С искренней надеждой на то, что здоровье Ваше изумительно, остаюсь
с уважением Вашим
(подпись)
ЖАНОМ ДЕ ДОМЬЕ-СМИТОМ, штатным преподавателем «Les Amis Des Vieux Maitres»
P.S. Я чуть не запамятовал, что учащимся полагается присылать конверты с работами в школу каждый второй понедельник. В качестве первого задания не могли бы Вы любезно создать мне сколько-то набросков на природе? Не чересчур усердствуйте, рисуйте как можно свободнее. Я, разумеется, не представляю, сколько времени Вам отводят в Монастыре для самостоятельного творчества, и надеюсь, Вы мне сие сообщите. Кроме того, умоляю Вас приобрести необходимые материалы, кои я взял на себя смелость Вам рекомендовать, ибо мне бы хотелось, чтобы Вы как можно скорее начали живописать маслом. Если Вы простите мне такое выражение, я полагаю, Вы слишком страстны, дабы до бесконечности рисовать одной лишь акварелью и никогда — маслом. Я говорю Вам это достаточно безлично и не имею намерения Вас оскорбить; вообще говоря, это призвано звучать комплиментом. Кроме того, прошу Вас прислать мне все свои старые прежние работы, кои имеются у Вас на руках, ибо я горю желанием их видеть. Дни ожидания Вашего следующего послания будут для меня нестерпимы, об этом нечего и говорить.

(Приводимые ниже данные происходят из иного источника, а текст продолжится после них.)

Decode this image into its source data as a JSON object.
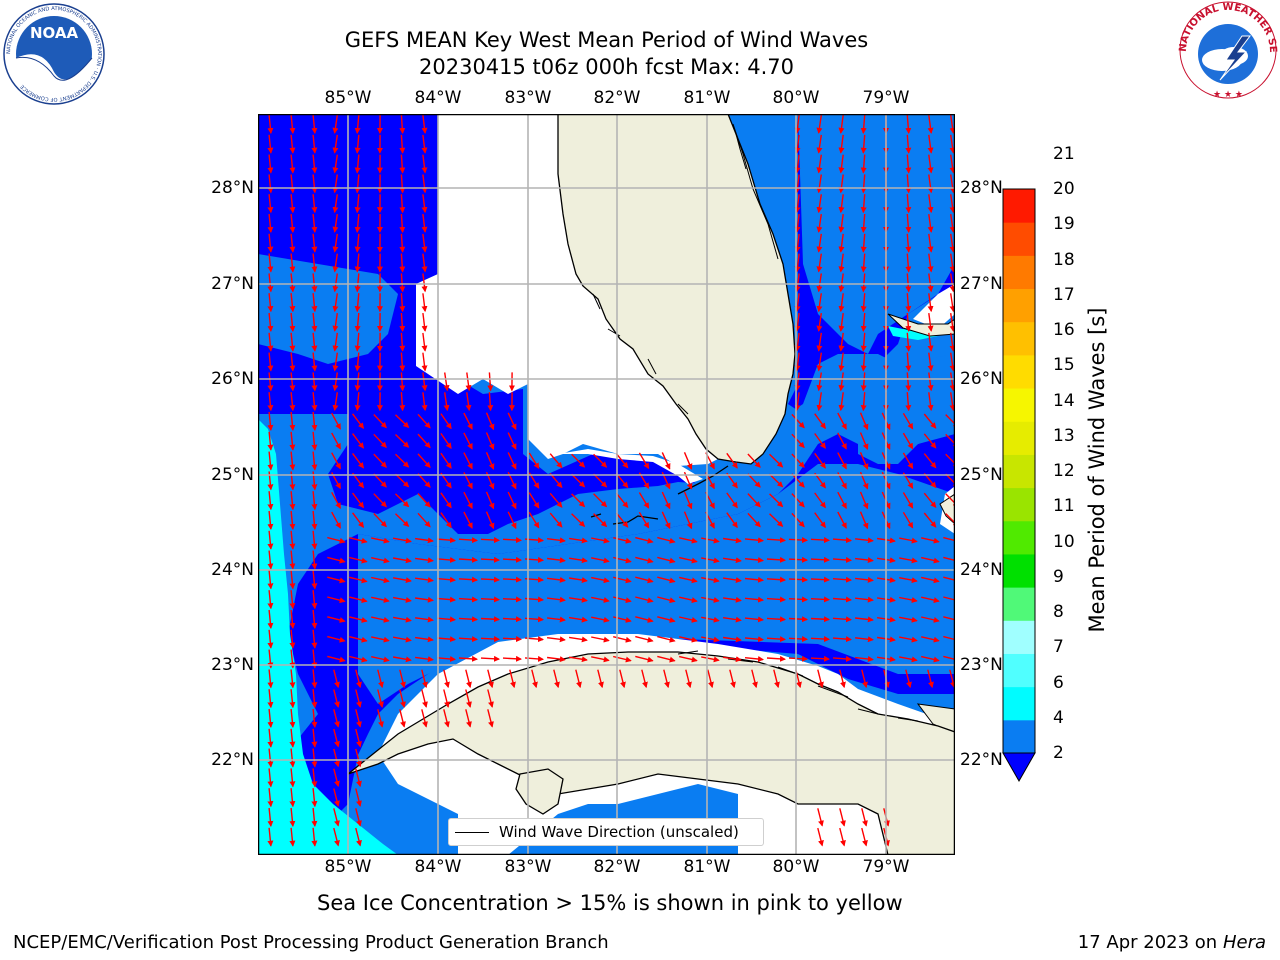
{
  "header": {
    "title_line1": "GEFS MEAN Key West Mean Period of Wind Waves",
    "title_line2": "20230415 t06z 000h fcst   Max: 4.70"
  },
  "logos": {
    "noaa": "NOAA",
    "noaa_ring": "NATIONAL OCEANIC AND ATMOSPHERIC ADMINISTRATION · U.S. DEPARTMENT OF COMMERCE",
    "nws_ring": "NATIONAL WEATHER SERVICE"
  },
  "map": {
    "lon_labels": [
      "85°W",
      "84°W",
      "83°W",
      "82°W",
      "81°W",
      "80°W",
      "79°W"
    ],
    "lat_labels": [
      "28°N",
      "27°N",
      "26°N",
      "25°N",
      "24°N",
      "23°N",
      "22°N"
    ],
    "legend_label": "Wind Wave Direction (unscaled)",
    "colors": {
      "ocean_dark": "#0000ff",
      "ocean_mid": "#0a7df2",
      "ocean_cyan": "#00ffff",
      "land": "#efefdc",
      "arrow": "#ff0000",
      "grid": "#b4b4b4"
    }
  },
  "colorbar": {
    "label": "Mean Period of Wind Waves [s]",
    "ticks": [
      "2",
      "4",
      "6",
      "7",
      "8",
      "9",
      "10",
      "11",
      "12",
      "13",
      "14",
      "15",
      "16",
      "17",
      "18",
      "19",
      "20",
      "21"
    ],
    "colors": [
      "#0a7df2",
      "#00fcff",
      "#50ffff",
      "#a0ffff",
      "#50f978",
      "#00e000",
      "#50ea00",
      "#9ae400",
      "#c8e600",
      "#e6ec00",
      "#f6f600",
      "#ffdc00",
      "#ffc000",
      "#ffa000",
      "#ff7a00",
      "#ff4c00",
      "#ff1a00"
    ],
    "under_color": "#0000ff"
  },
  "footer": {
    "note": "Sea Ice Concentration > 15% is shown in pink to yellow",
    "credit": "NCEP/EMC/Verification Post Processing Product Generation Branch",
    "date": "17 Apr 2023 on ",
    "host": "Hera"
  }
}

Если не выхожу за рамки, я бы до крайности оценил, если бы Вы рассказали мне, полагаете ли Вы свое пребывание монахиней удовлетворительным, — в духовном, разумеется, отношении. Честно говоря, я изучал разнообразные религии в качестве хобби с тех пор, как прочел тома 36,44 и 45 «Гарвардской классики»,[117] кои Вам могут быть известны. Особенно меня привел в восторг Мартин Лютер, который был, разумеется, протестантом. Прошу Вас, не считайте сие за оскорбление. Я не проповедую никакого ученья; сие не в моей натуре. И, наконец, не забудьте, прошу Вас, известить меня о своих часах посещения, ибо выходные дни у меня, насколько мне ведомо, свободны, и я могу ненароком оказаться в ваших краях в некую из суббот. Кроме того, пожалуйста, не забудьте известить меня, располагаете ли вы достаточным владением французским языком, ибо я практически безъязык в английском, ввиду своего разнообразного и, по большей части, бессмысленного воспитания.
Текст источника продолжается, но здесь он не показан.